While religious publications and objects weren't allowed into Saudi Arabia at the start of the deployment, by winter, everything from Hanukkah menorahs to camouflage yarmulkes were being shipped over from families and Jewish organizations.
And more than half a dozen rabbis have traveled there, according to the Jewish Welfare Board, which sponsors Jewish chaplains assigned to the military. Recently, the JWB shipped "solo Seder kits" for next week's Passover holiday.
Deborah Cohen has been sending salami, baked goods, gefilte fish and other kosher foods to her husband, who is trying to maintain his kosher diet while overseas.
"The lox was a tremendous success," Major Cohen tells his family on a videotape on which his words are occasionally drowned out by F-15s flying overhead.
But while Jewish troops say they met with little overt conflict, some have spoken of an inner conflict, or at least confusion, over their deployment.
Rabbi Raphael Ostrovsky of Hammond, Ind., says his son, Air Force Capt. Joel Ostrovsky, "had mixed feelings because he knows Saudi Arabia is not friendly to Israel. But he is very patriotic to the U.S. Air Force. He was sent there with a mission and he intended to fulfill that mission. But he cannot help but have mixed feelings. Whom is he helping?"
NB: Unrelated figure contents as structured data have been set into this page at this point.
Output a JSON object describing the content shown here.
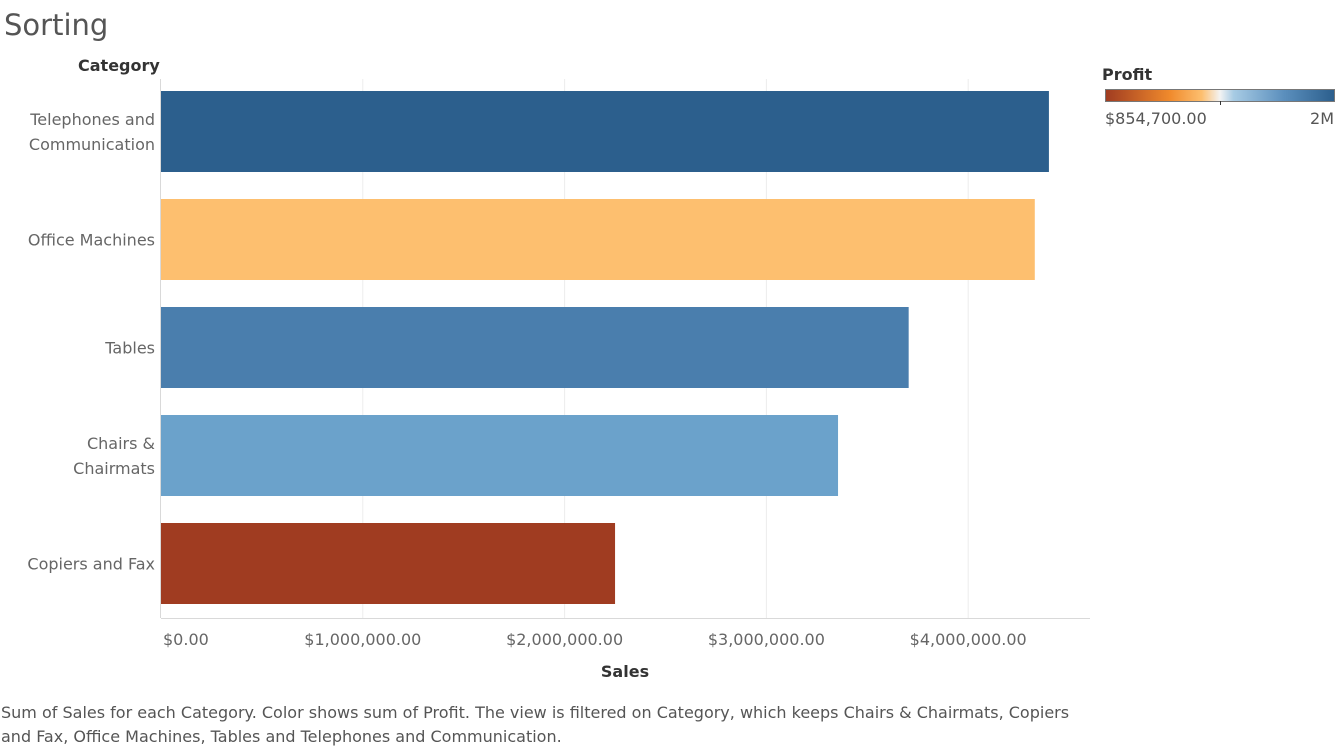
{
  "title": "Sorting",
  "chart_data": {
    "type": "bar",
    "orientation": "horizontal",
    "row_header": "Category",
    "xlabel": "Sales",
    "categories": [
      "Telephones and Communication",
      "Office Machines",
      "Tables",
      "Chairs & Chairmats",
      "Copiers and Fax"
    ],
    "category_label_lines": [
      [
        "Telephones and",
        "Communication"
      ],
      [
        "Office Machines"
      ],
      [
        "Tables"
      ],
      [
        "Chairs &",
        "Chairmats"
      ],
      [
        "Copiers and Fax"
      ]
    ],
    "values": [
      4400000,
      4330000,
      3705000,
      3355000,
      2250000
    ],
    "bar_colors": [
      "#2c5f8d",
      "#fdbf6f",
      "#4a7ead",
      "#6ba2cb",
      "#a03c21"
    ],
    "xlim": [
      0,
      4600000
    ],
    "x_ticks": [
      0,
      1000000,
      2000000,
      3000000,
      4000000
    ],
    "x_tick_labels": [
      "$0.00",
      "$1,000,000.00",
      "$2,000,000.00",
      "$3,000,000.00",
      "$4,000,000.00"
    ],
    "grid": true,
    "legend": {
      "title": "Profit",
      "min_label": "$854,700.00",
      "max_label": "2M",
      "placement": "top-right",
      "gradient_colors": [
        "#a03c21",
        "#f08a2c",
        "#fdbf6f",
        "#f3f3f3",
        "#a7cbe4",
        "#5b8fbd",
        "#2c5f8d"
      ]
    }
  },
  "caption": "Sum of Sales for each Category.  Color shows sum of Profit. The view is filtered on Category, which keeps Chairs & Chairmats, Copiers and Fax, Office Machines, Tables and Telephones and Communication."
}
In one of Sergeant Adler's letters displayed at the JWV museum, he writes, "You know the world political situation is changing when Jewish guys are standing in defense of Saudi Arabia. When I returned from Israel in 1979, I would never have believed that I'd be involved in a situation such as this. At least in the Cold War, you knew who were the good guys and who were the bad guys."
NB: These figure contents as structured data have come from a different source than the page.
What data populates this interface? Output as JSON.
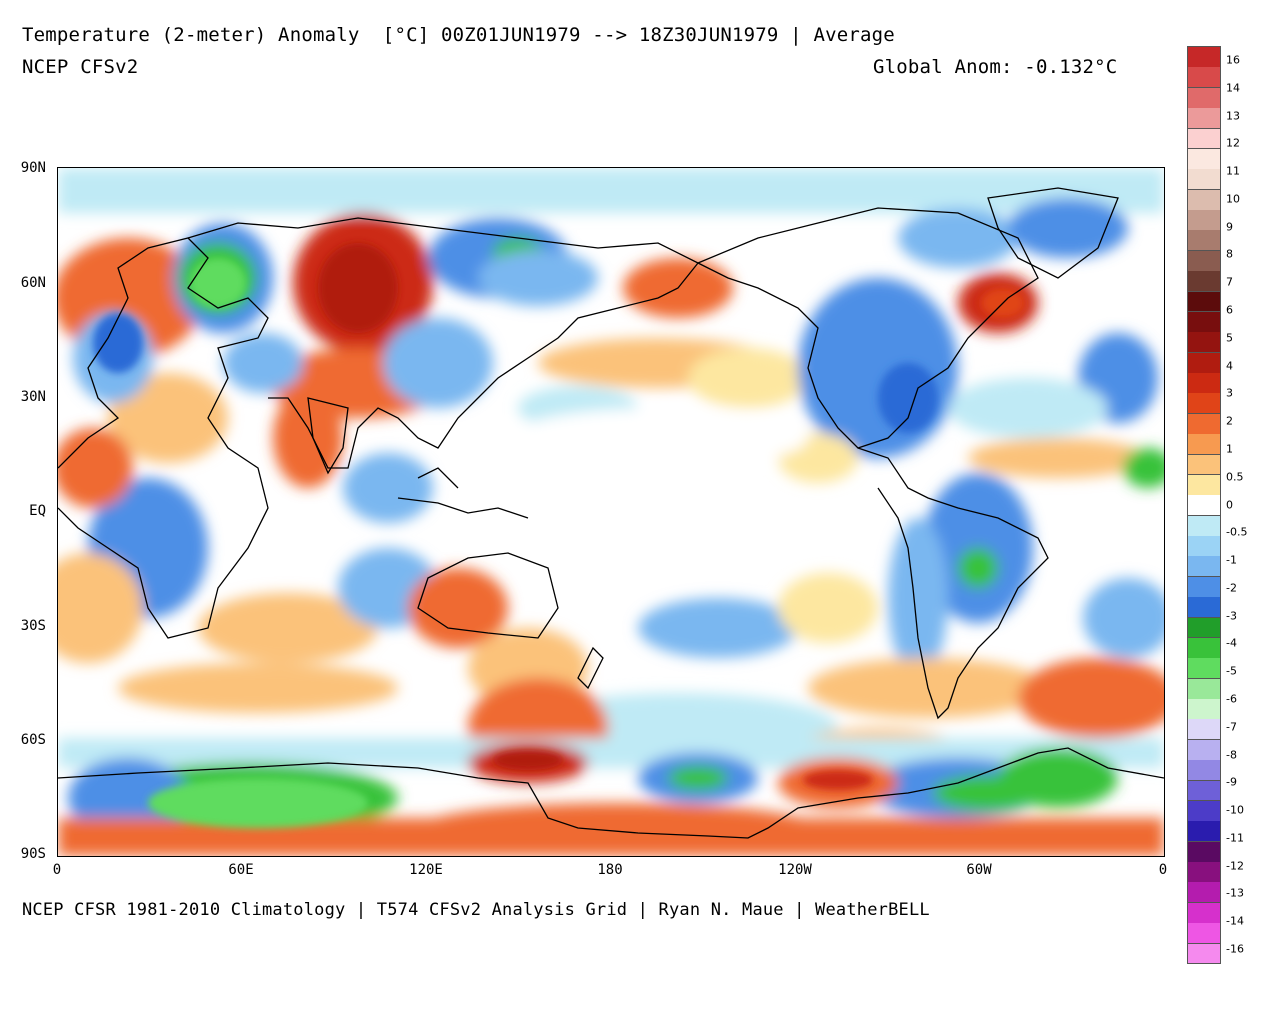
{
  "header": {
    "title": "Temperature (2-meter) Anomaly  [°C] 00Z01JUN1979 --> 18Z30JUN1979 | Average",
    "subtitle": "NCEP CFSv2",
    "global_anom": "Global Anom: -0.132°C"
  },
  "footer": "NCEP CFSR 1981-2010 Climatology | T574 CFSv2 Analysis Grid | Ryan N. Maue | WeatherBELL",
  "axes": {
    "lat_labels": [
      "90N",
      "60N",
      "30N",
      "EQ",
      "30S",
      "60S",
      "90S"
    ],
    "lon_labels": [
      "0",
      "60E",
      "120E",
      "180",
      "120W",
      "60W",
      "0"
    ]
  },
  "colorbar": {
    "labels": [
      "16",
      "14",
      "13",
      "12",
      "11",
      "10",
      "9",
      "8",
      "7",
      "6",
      "5",
      "4",
      "3",
      "2",
      "1",
      "0.5",
      "0",
      "-0.5",
      "-1",
      "-2",
      "-3",
      "-4",
      "-5",
      "-6",
      "-7",
      "-8",
      "-9",
      "-10",
      "-11",
      "-12",
      "-13",
      "-14",
      "-16"
    ],
    "colors": [
      "#c62828",
      "#d84a4a",
      "#e06a6a",
      "#eb9a9a",
      "#fbd0d0",
      "#fbe8e0",
      "#f2dcd0",
      "#dcbcae",
      "#c49c8e",
      "#a87c6e",
      "#8a5c50",
      "#6a3a30",
      "#5c0c0c",
      "#780e0e",
      "#941410",
      "#b01c10",
      "#cc2a12",
      "#e04418",
      "#ef6a30",
      "#f79a50",
      "#fbc27a",
      "#fde7a0",
      "#ffffff",
      "#bfeaf5",
      "#9bd3f5",
      "#7ab7f0",
      "#4e8fe6",
      "#2a6ad6",
      "#219e2a",
      "#39c23a",
      "#5fdc5f",
      "#99e899",
      "#cdf5cd",
      "#ddd8f8",
      "#b8b0f0",
      "#9288e4",
      "#6e60d8",
      "#4c3cc8",
      "#2a1cae",
      "#5a0a62",
      "#88107e",
      "#b41cae",
      "#d630cc",
      "#ee56e4",
      "#f58aee"
    ]
  },
  "map_colors": {
    "ocean_base": "#ffffff",
    "warm": "#fbc27a",
    "warm_light": "#fde7a0",
    "warm_strong": "#ef6a30",
    "hot": "#cc2a12",
    "cool_light": "#bfeaf5",
    "cool": "#7ab7f0",
    "cool_strong": "#2a6ad6",
    "green": "#39c23a",
    "coast": "#000000"
  }
}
In another letter to a sixth-grade Hebrew school class, he writes, "It is important for Americans as a whole, and especially for us as Jews, to remember that freedom and security have a price. . . . As Jews, it is important that we stand up for what is right."
Major Andorsky says he felt "vindicated" by his belief that he was ultimately defending Israel against Saddam Hussein. "In my own mind, I was fighting for Israel as an American Jew. It didn't bother me that I was there in Saudi Arabia in a land in which the government's ultimate goal was the destruction of Israel."
The gastroenterologist added that being in the Middle East, so close to the land of his forefathers, had a "powerful effect on the psyche." Others, too, spoke of heightened feelings of faith.
On Yom Kippur, the Jewish day of atonement, Captain Ostrovsky prayed by himself in a tent for six hours.
"He had time to concentrate and think of what his religion demands of him," says his father. "Being there, he felt the significance of prayer very deeply. The experience meant more to him this year than it ever had in his life."
But as Major Andorsky points out, "People of all religions clung closer to their faiths, being in an atmosphere of uncertainty, anxiety and the continual unknown."